They’re vast expanses that can be as big as towns: open landfills where household waste ends up, whether it’s vegetable scraps or old appliances.
These landfills also belch methane, a powerful, planet-warming gas, on average at almost three times the rate reported to federal regulators, according to a study published Thursday in the journal Science.
The study measured methane emissions at roughly 20 percent of 1,200 or so large, operating landfills in the United States. It adds to a growing body of evidence that landfills are a significant driver of climate change, said Riley Duren, founder of the public-private partnership Carbon Mapper, who took part in the study.
“We’ve largely been in the dark, as a society, about actual emissions from landfills,” said Mr. Duren, a former NASA engineer and scientist. “This study pinpoints the gaps.”
Methane emissions from oil and gas production, as well as from livestock, have come under increasing scrutiny in recent years. Like carbon dioxide, the main greenhouse gas that’s warming the world, methane acts like a blanket in the sky, trapping the sun’s heat.
And though methane lasts for a shorter time in the atmosphere than carbon dioxide, it is more potent. Its warming effect is more than 80 times as powerful as the same amount of carbon dioxide over a 20-year period.
The Environmental Protection Agency estimates that landfills are the third largest source of human-caused methane emissions in the United States, emitting as much greenhouse gas as 23 million gasoline cars driven for a year.
But those estimates have been largely based on computer modeling, rather than direct measurements. A big reason: It can be difficult and even dangerous for workers with methane “sniffers” to measure emissions on-site, walking up steep slopes or near active dump sites.
Organic waste like food scraps can emit copious amounts of methane when they decompose under conditions lacking oxygen, which can happen deep in landfills. Composting, on the other hand, generally doesn’t produce methane, which is why experts say it can be effective in reducing methane emissions.
For the new study, scientists gathered data from airplane flyovers using a technology called imaging spectrometers designed to measure concentrations of methane in the air. Between 2018 and 2022, they flew planes over 250 sites across 18 states, about 20 percent of the nation’s open landfills.
At more than half the landfills they surveyed, researchers detected emissions hot spots, or sizable methane plumes that sometimes lasted months or years. That suggested something had gone awry at the site, like a big leak of trapped methane from layers of long-buried, decomposing trash, the researchers said.
“You can sometimes get decades of trash that’s sitting under the landfill,” said Daniel H. Cusworth, a climate scientist at Carbon Mapper and the University of Arizona, who led the study. “We call it a garbage lasagna.”

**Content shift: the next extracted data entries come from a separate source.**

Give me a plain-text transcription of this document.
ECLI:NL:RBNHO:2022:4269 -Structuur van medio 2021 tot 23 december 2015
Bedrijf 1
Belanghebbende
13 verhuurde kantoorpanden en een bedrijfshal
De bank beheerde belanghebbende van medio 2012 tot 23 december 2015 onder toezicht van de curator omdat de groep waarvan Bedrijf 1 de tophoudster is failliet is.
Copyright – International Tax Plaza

Many landfills are fitted with specialized wells and pipes that collect the methane gas that seeps out of rotting garbage in order to either burn it off or sometimes to use it to generate electricity or heat. But those wells and pipes can leak.
The researchers said pinpointing leaks doesn’t just help scientists get a better picture of emissions, it also helps landfill operators fix leaks.
Overseas, the picture can be less clear, particularly in countries where landfills aren’t strictly regulated. Previous surveys using satellite technology have estimated that globally, landfill methane makes up nearly 20 percent of human-linked methane emissions.
“The waste sector clearly is going to be a critical part of society’s ambition to slash methane emissions,” said Mr. Duren of Carbon Mapper. “We’re not going to meet the global methane pledge targets just by slashing oil and gas emissions.”
A growing constellation of methane-detecting satellites could provide a fuller picture. Last month, another nonprofit, the Environmental Defense Fund, launched MethaneSat, a satellite dedicated to tracking methane emissions around the world.
Carbon Mapper, with partners including NASA’s Jet Propulsion Laboratory, Rocky Mountain Institute, and the University of Arizona, intends to launch the first of its own methane-tracking satellites later this year.